The Myth of the Ivory Tower

From the Dean

By Ira Solomon, dean, A. B. Freeman School of Business

A few weeks ago, I was discussing the strategy behind the Stewart Center CBD, our new facility in downtown New Orleans, when a colleague casually referenced a concept we’ve all heard before: the ivory tower.

His point was that the Stewart Center CBD — through both its location and programming — stands in sharp contrast to the stereotypical notion of a university detached from its community. That observation brings up a fact that I think too few of us truly appreciate: Tulane University has never been an ivory tower.

The Medical College of Louisiana, the precursor to Tulane, was founded in 1834 not as an elitist citadel but as a practical response to the very real — and very local — threats of cholera and yellow fever. Eighty years later, Tulane University’s College of Commerce and Business Administration was similarly established not to ruminate on economic theory but to provide local businesses with employees equipped with the requisite knowledge and skills to compete in a changing, post-Panama Canal world.

Since then, both Tulane and the A. B. Freeman School of Business have continued to tackle problems of local significance and global proportions. You see it in our research. You see it in our academic programs. You see it in our service learning and community outreach. And you see it in our alumni, who use their Tulane experience to take on the world’s greatest challenges.

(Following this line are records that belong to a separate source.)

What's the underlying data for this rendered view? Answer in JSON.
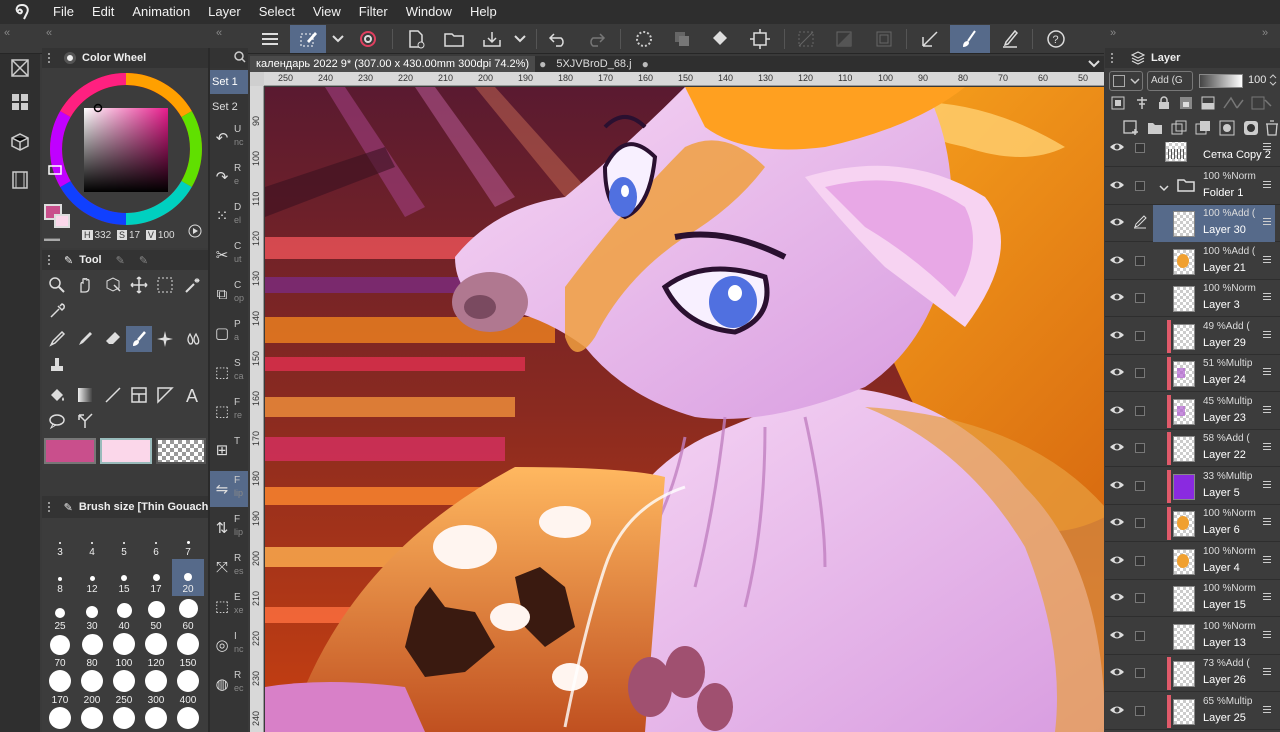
{
  "menu": [
    "File",
    "Edit",
    "Animation",
    "Layer",
    "Select",
    "View",
    "Filter",
    "Window",
    "Help"
  ],
  "colors": {
    "accent": "#566a8a",
    "main_color": "#c94f8c",
    "sub_color": "#fbd7ea"
  },
  "color_wheel": {
    "title": "Color Wheel",
    "h_label": "H",
    "h_value": "332",
    "s_label": "S",
    "s_value": "17",
    "v_label": "V",
    "v_value": "100"
  },
  "tool_panel": {
    "title": "Tool"
  },
  "brush_size": {
    "title": "Brush size [Thin Gouache",
    "sizes": [
      "3",
      "4",
      "5",
      "6",
      "7",
      "8",
      "12",
      "15",
      "17",
      "20",
      "25",
      "30",
      "40",
      "50",
      "60",
      "70",
      "80",
      "100",
      "120",
      "150",
      "170",
      "200",
      "250",
      "300",
      "400",
      "",
      "",
      "",
      "",
      ""
    ],
    "selected": "20"
  },
  "sub_tool": {
    "sets": [
      "Set 1",
      "Set 2"
    ],
    "items": [
      {
        "l1": "U",
        "l2": "nc"
      },
      {
        "l1": "R",
        "l2": "e"
      },
      {
        "l1": "D",
        "l2": "el"
      },
      {
        "l1": "C",
        "l2": "ut"
      },
      {
        "l1": "C",
        "l2": "op"
      },
      {
        "l1": "P",
        "l2": "a"
      },
      {
        "l1": "S",
        "l2": "ca"
      },
      {
        "l1": "F",
        "l2": "re"
      },
      {
        "l1": "T",
        "l2": ""
      },
      {
        "l1": "F",
        "l2": "lip"
      },
      {
        "l1": "F",
        "l2": "lip"
      },
      {
        "l1": "R",
        "l2": "es"
      },
      {
        "l1": "E",
        "l2": "xe"
      },
      {
        "l1": "I",
        "l2": "nc"
      },
      {
        "l1": "R",
        "l2": "ec"
      }
    ]
  },
  "document": {
    "active_tab": "календарь 2022 9* (307.00 x 430.00mm 300dpi 74.2%)",
    "other_tab": "5XJVBroD_68.j"
  },
  "ruler_h": [
    "250",
    "240",
    "230",
    "220",
    "210",
    "200",
    "190",
    "180",
    "170",
    "160",
    "150",
    "140",
    "130",
    "120",
    "110",
    "100",
    "90",
    "80",
    "70",
    "60",
    "50",
    "40"
  ],
  "ruler_v": [
    "90",
    "100",
    "110",
    "120",
    "130",
    "140",
    "150",
    "160",
    "170",
    "180",
    "190",
    "200",
    "210",
    "220",
    "230",
    "240"
  ],
  "layer_panel": {
    "title": "Layer",
    "blend_mode": "Add (G",
    "opacity": "100",
    "layers": [
      {
        "mode": "100 %Normal",
        "name": "Сетка Copy 2",
        "clip": false,
        "thumb": "grid"
      },
      {
        "mode": "100 %Norm",
        "name": "Folder 1",
        "clip": false,
        "thumb": "folder"
      },
      {
        "mode": "100 %Add (",
        "name": "Layer 30",
        "clip": false,
        "thumb": "blank",
        "active": true
      },
      {
        "mode": "100 %Add (",
        "name": "Layer 21",
        "clip": false,
        "thumb": "orange"
      },
      {
        "mode": "100 %Norm",
        "name": "Layer 3",
        "clip": false,
        "thumb": "blank"
      },
      {
        "mode": "49 %Add (",
        "name": "Layer 29",
        "clip": true,
        "thumb": "blank"
      },
      {
        "mode": "51 %Multip",
        "name": "Layer 24",
        "clip": true,
        "thumb": "purple-dot"
      },
      {
        "mode": "45 %Multip",
        "name": "Layer 23",
        "clip": true,
        "thumb": "purple-dot"
      },
      {
        "mode": "58 %Add (",
        "name": "Layer 22",
        "clip": true,
        "thumb": "blank"
      },
      {
        "mode": "33 %Multip",
        "name": "Layer 5",
        "clip": true,
        "thumb": "purple"
      },
      {
        "mode": "100 %Norm",
        "name": "Layer 6",
        "clip": true,
        "thumb": "orange"
      },
      {
        "mode": "100 %Norm",
        "name": "Layer 4",
        "clip": false,
        "thumb": "orange"
      },
      {
        "mode": "100 %Norm",
        "name": "Layer 15",
        "clip": false,
        "thumb": "blank"
      },
      {
        "mode": "100 %Norm",
        "name": "Layer 13",
        "clip": false,
        "thumb": "blank"
      },
      {
        "mode": "73 %Add (",
        "name": "Layer 26",
        "clip": true,
        "thumb": "blank"
      },
      {
        "mode": "65 %Multip",
        "name": "Layer 25",
        "clip": true,
        "thumb": "blank"
      }
    ]
  }
}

And therein, I think, lies part of the problem: People sometimes confuse our focus on global issues with a lack of concern for the local. In actuality, the very opposite is true.

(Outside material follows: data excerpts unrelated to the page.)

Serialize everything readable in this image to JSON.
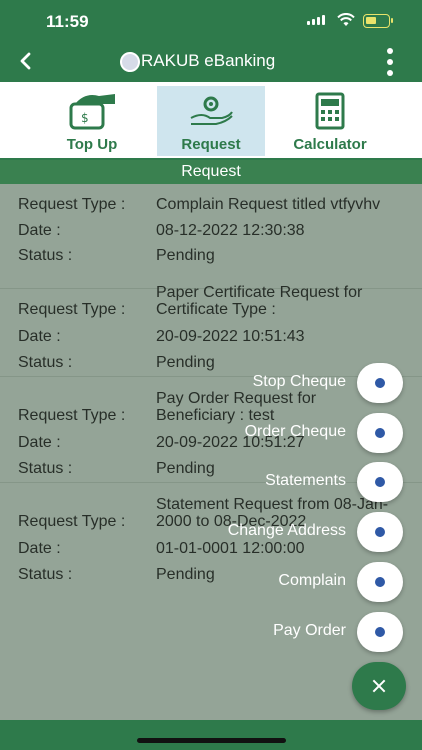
{
  "status_bar": {
    "time": "11:59"
  },
  "app_bar": {
    "title": "RAKUB eBanking"
  },
  "tabs": [
    {
      "label": "Top Up"
    },
    {
      "label": "Request",
      "active": true
    },
    {
      "label": "Calculator"
    }
  ],
  "section": {
    "title": "Request"
  },
  "requests": [
    {
      "type_label": "Request Type :",
      "type_value": "Complain Request titled vtfyvhv",
      "date_label": "Date :",
      "date_value": "08-12-2022 12:30:38",
      "status_label": "Status :",
      "status_value": "Pending"
    },
    {
      "type_label": "Request Type :",
      "type_value": "Paper Certificate Request for Certificate Type :",
      "date_label": "Date :",
      "date_value": "20-09-2022 10:51:43",
      "status_label": "Status :",
      "status_value": "Pending"
    },
    {
      "type_label": "Request Type :",
      "type_value": "Pay Order Request for Beneficiary : test",
      "date_label": "Date :",
      "date_value": "20-09-2022 10:51:27",
      "status_label": "Status :",
      "status_value": "Pending"
    },
    {
      "type_label": "Request Type :",
      "type_value": "Statement Request from 08-Jan-2000 to 08-Dec-2022",
      "date_label": "Date :",
      "date_value": "01-01-0001 12:00:00",
      "status_label": "Status :",
      "status_value": "Pending"
    }
  ],
  "fab_menu": [
    {
      "label": "Stop Cheque"
    },
    {
      "label": "Order Cheque"
    },
    {
      "label": "Statements"
    },
    {
      "label": "Change Address"
    },
    {
      "label": "Complain"
    },
    {
      "label": "Pay Order"
    }
  ],
  "colors": {
    "primary": "#2e7a4b",
    "active_tab": "#cfe5ee",
    "fab_dot": "#2f59a6"
  }
}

In the wake of Hurricane Katrina in 2005, Tulane University recognized that the health of the university was inextricably linked to the health of the local community. Through a renewed focus on New Orleans, Tulane could
help ensure the long-term survival of this remarkable city while developing real-world expertise and better preparing students to address society’s most pressing challenges.

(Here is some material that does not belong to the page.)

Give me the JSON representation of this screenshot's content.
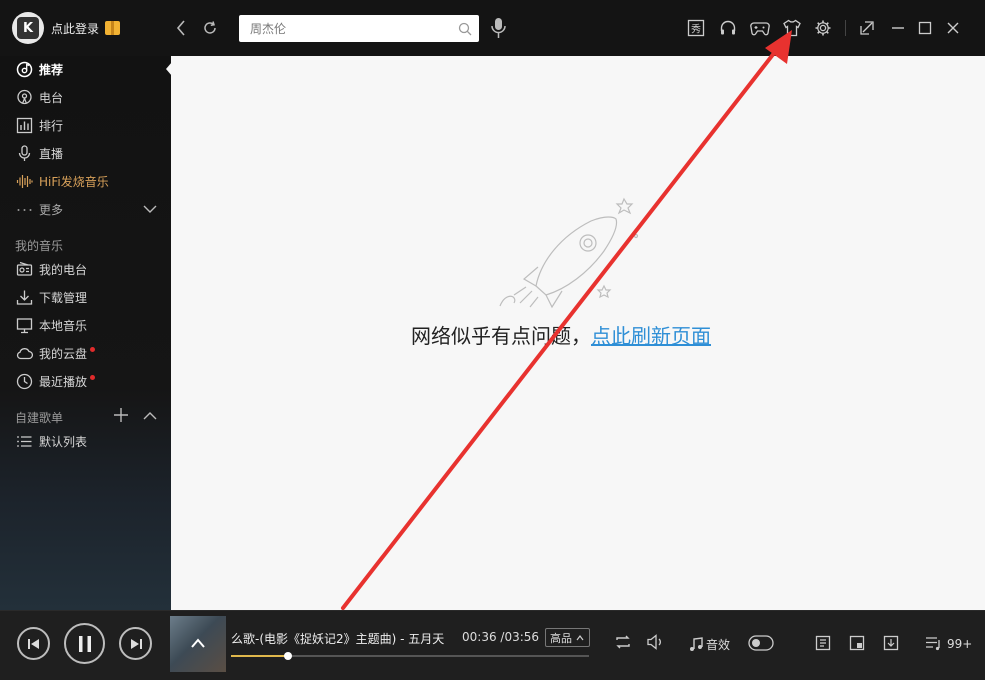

When I became dean of the Freeman School in 2011, I embraced the notion of using New Orleans as a laboratory for learning, research and innovation. Since then, we’ve worked vigorously to build strong connections between Freeman and the business community: Our Business TIDES students work with local nonprofits like Upturn Arts to implement marketing strategies. Our MBA students work with local companies like Zatarain’s to explore new product opportunities. Our Master of Business Analytics students recently worked with the New Orleans Pelicans to analyze attendance patterns and recommend data-driven marketing strategies. And through our Lepage Center for Entrepreneurship and Innovation, we support and help grow the city’s entrepreneurial ecosystem through programs like the Tulane Business Model Competition and New Orleans Entrepreneur Week.

By focusing on New Orleans, we are providing extraordinary learning opportunities for students while helping to build a stronger, more vibrant economy, one that will ultimately benefit us all.

The Stewart Center CBD, which opened in January 2019, is an essential component in this strategy. This stunningly restored facility places us in the heart of the city’s business, technology and hospitality districts, strategically positioning us to more effectively deliver programs serving the area’s more than 65,000 working professionals. In addition to serving as the new home of our executive MBA program, the Stewart Center CBD will house custom non-degree executive programs, enabling us to meet a growing demand for short-term courses that inculcate the applied knowledge and skills needed to compete. We also hope to leverage our proximity to the New Orleans Culinary & Hospitality Institute to deliver programs related to our new initiative on entrepreneurial hospitality. Finally, the space will enable us to host events that bring our students closer to working professionals, building connections that can lead to jobs, new business ventures and, ultimately, a greater sense of community.

For more than 100 years, the Freeman School has enjoyed a close relationship with the New Orleans business community. With the opening of the Stewart Center CBD, we hope to build on that relationship and become an even more central part of the city’s economic revitalization.